Liberado en febrero de 1990, tres años más tarde recibiría el Premio Nobel de la Paz. En abril de 1994 –ya bajo una nueva Constitución que aprobó el sufragio universal– los sudafricanos lo eligieron como presidente de gobierno en reconocimiento a sus virtudes políticas y a su coherencia en la defensa de los derechos de todos sus compatriotas. En el ejercicio del poder, Mandela puso de manifiesto generosidad personal y estricta vocación por el diálogo con las diferentes fuerzas partidarias presentes en su país. Estuvo dispuesto a concertar con  antiguos adversarios políticos, con el fin de superar el tiempo de violencia que había desangrado Sudáfrica por décadas y se propuso sentar las bases de una república plural, observante del principio filosófico del Ubuntu:  la construcción moral del yo a través de la conexión dentro de un amplio nosotros.  Justamente en esta línea de acción y de reflexión su gobierno dio vida a la Comisión para la Verdad y la Reconciliación que presidió el arzobispo anglicano Desmond Tutu, Premio Nobel de la Paz de 1984.
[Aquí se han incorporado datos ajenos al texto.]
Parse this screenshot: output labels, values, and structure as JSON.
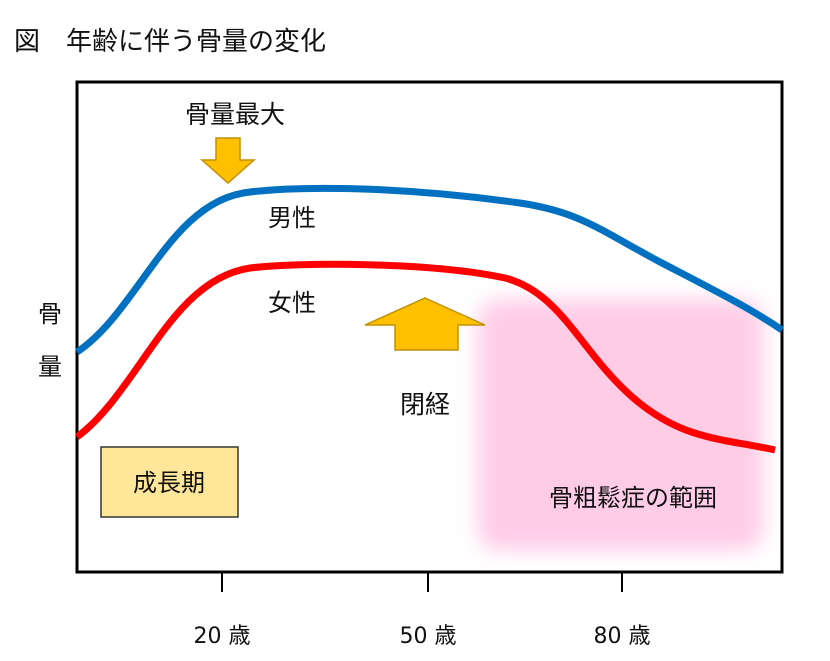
{
  "title": "図　年齢に伴う骨量の変化",
  "chart_data": {
    "type": "line",
    "title": "図　年齢に伴う骨量の変化",
    "ylabel": [
      "骨",
      "量"
    ],
    "xticks": [
      "20 歳",
      "50 歳",
      "80 歳"
    ],
    "series": [
      {
        "name": "男性",
        "color": "#0070C0"
      },
      {
        "name": "女性",
        "color": "#FF0000"
      }
    ],
    "annotations": {
      "peak": "骨量最大",
      "menopause": "閉経",
      "growth": "成長期",
      "osteoporosis": "骨粗鬆症の範囲"
    },
    "colors": {
      "arrow": "#FFC000",
      "growth_box": "#FFE699",
      "osteoporosis_region": "#FFCCE6"
    }
  }
}
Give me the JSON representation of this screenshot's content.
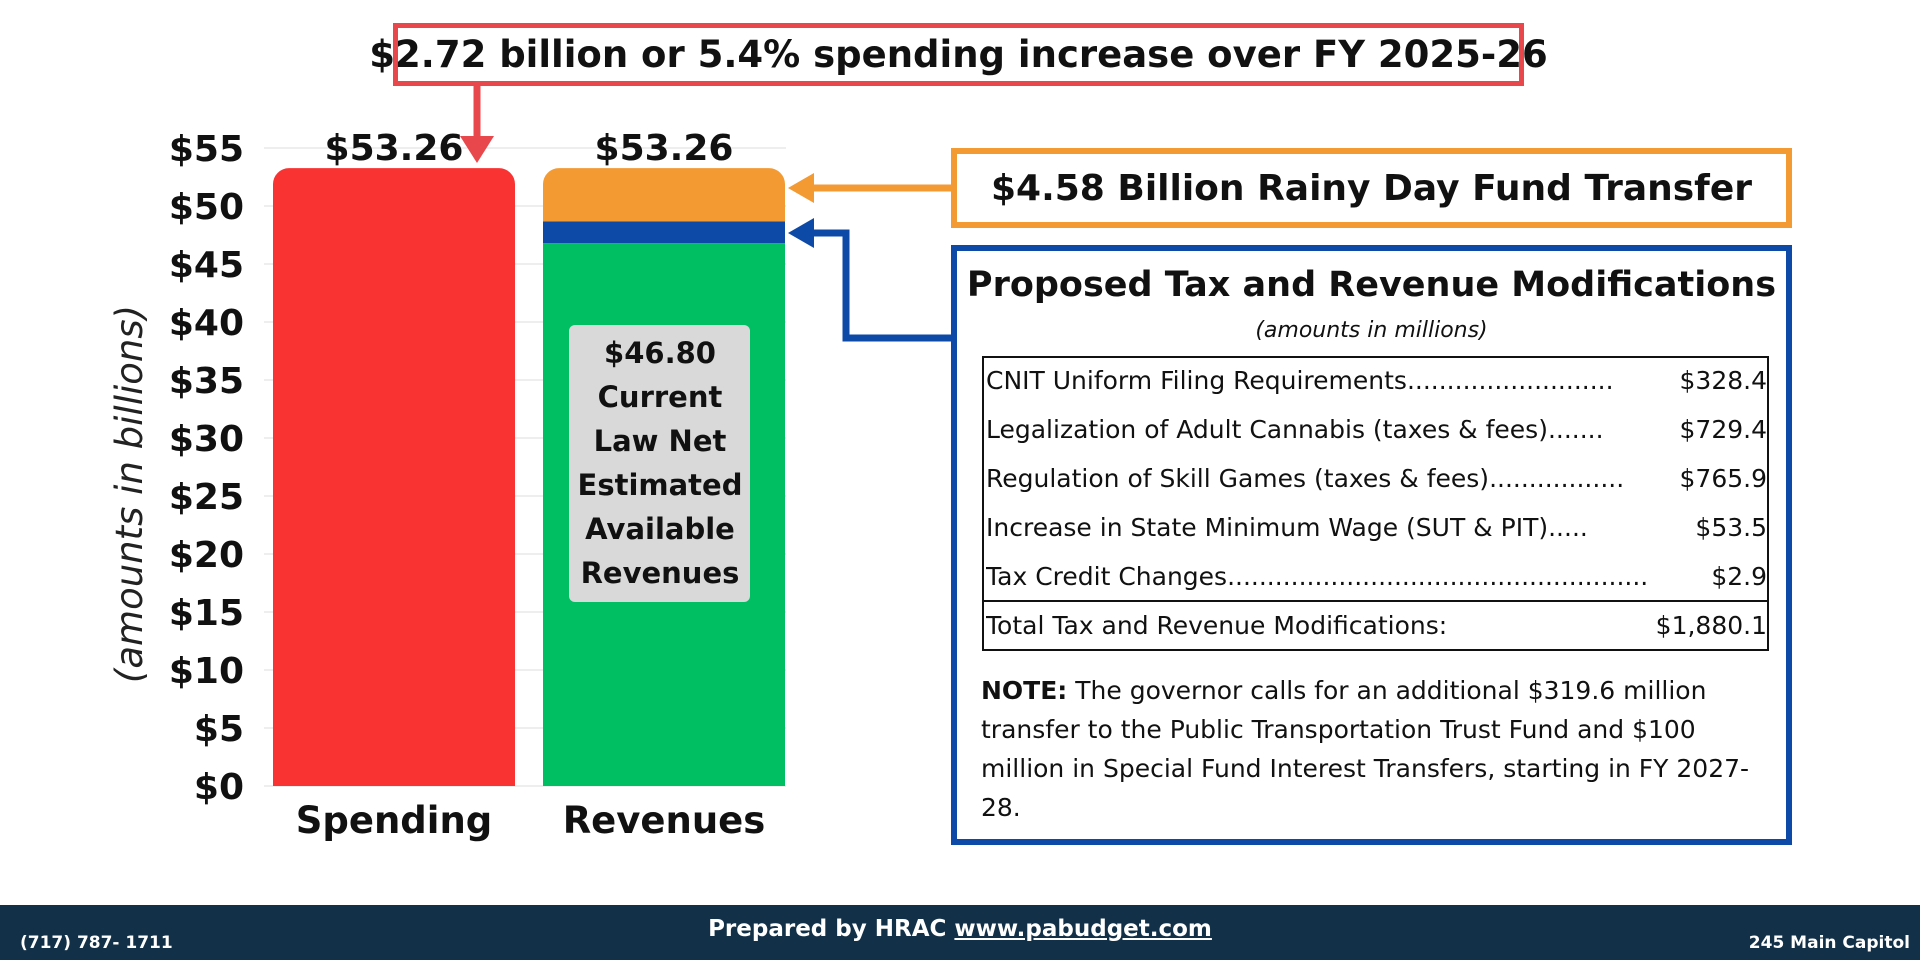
{
  "callouts": {
    "spending_increase": "$2.72 billion or 5.4% spending increase over FY 2025-26",
    "rainy_day": "$4.58 Billion Rainy Day Fund Transfer"
  },
  "chart_data": {
    "type": "bar",
    "stacked": true,
    "ylabel": "(amounts in billions)",
    "ylim": [
      0,
      55
    ],
    "yticks": [
      0,
      5,
      10,
      15,
      20,
      25,
      30,
      35,
      40,
      45,
      50,
      55
    ],
    "ytick_labels": [
      "$0",
      "$5",
      "$10",
      "$15",
      "$20",
      "$25",
      "$30",
      "$35",
      "$40",
      "$45",
      "$50",
      "$55"
    ],
    "categories": [
      "Spending",
      "Revenues"
    ],
    "totals": [
      53.26,
      53.26
    ],
    "total_labels": [
      "$53.26",
      "$53.26"
    ],
    "series": [
      {
        "name": "Spending",
        "color": "#f93232",
        "values": [
          53.26,
          0
        ]
      },
      {
        "name": "Current Law Net Estimated Available Revenues",
        "color": "#00bf63",
        "values": [
          0,
          46.8
        ]
      },
      {
        "name": "Proposed Tax and Revenue Modifications",
        "color": "#0d4aa8",
        "values": [
          0,
          1.88
        ]
      },
      {
        "name": "Rainy Day Fund Transfer",
        "color": "#f39a33",
        "values": [
          0,
          4.58
        ]
      }
    ],
    "inner_label": [
      "$46.80",
      "Current",
      "Law Net",
      "Estimated",
      "Available",
      "Revenues"
    ],
    "grid": true
  },
  "modifications": {
    "title": "Proposed Tax and Revenue Modifications",
    "subtitle": "(amounts in millions)",
    "rows": [
      {
        "label": "CNIT Uniform Filing Requirements",
        "dots": "..........................",
        "value": "$328.4"
      },
      {
        "label": "Legalization of Adult Cannabis (taxes & fees)",
        "dots": ".......",
        "value": "$729.4"
      },
      {
        "label": "Regulation of Skill Games (taxes & fees)",
        "dots": ".................",
        "value": "$765.9"
      },
      {
        "label": "Increase in State Minimum Wage (SUT & PIT)",
        "dots": ".....",
        "value": "$53.5"
      },
      {
        "label": "Tax Credit Changes",
        "dots": ".................................................................",
        "value": "$2.9"
      }
    ],
    "total_label": "Total Tax and Revenue Modifications:",
    "total_value": "$1,880.1",
    "note_label": "NOTE:",
    "note_text": "The governor calls for an additional $319.6 million transfer to the Public Transportation Trust Fund and $100 million in Special Fund Interest Transfers, starting in FY 2027-28."
  },
  "footer": {
    "phone": "(717) 787- 1711",
    "prepared_by": "Prepared by HRAC",
    "website": "www.pabudget.com",
    "address": "245 Main Capitol"
  },
  "colors": {
    "red_callout": "#e8474c",
    "orange": "#f39a33",
    "blue": "#0d4aa8",
    "footer_bg": "#123047"
  }
}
Mandela es un ejemplo de compromiso inquebrantable con la paz y sus exigencias morales y políticas. Quienes  estudien a fondo su vida y su legado espiritual estarán  de acuerdo en señalar que se trata de un creyente lúcido  en las posibilidades de la justicia y en la capacidad humana de tender puentes entre las personas con el objetivo de superar situaciones de enemistad y crisis. Convicción que resulta imprescindible para la constitución de una humanidad libre y atenta a la escucha de todas las expresiones razonables de sentido.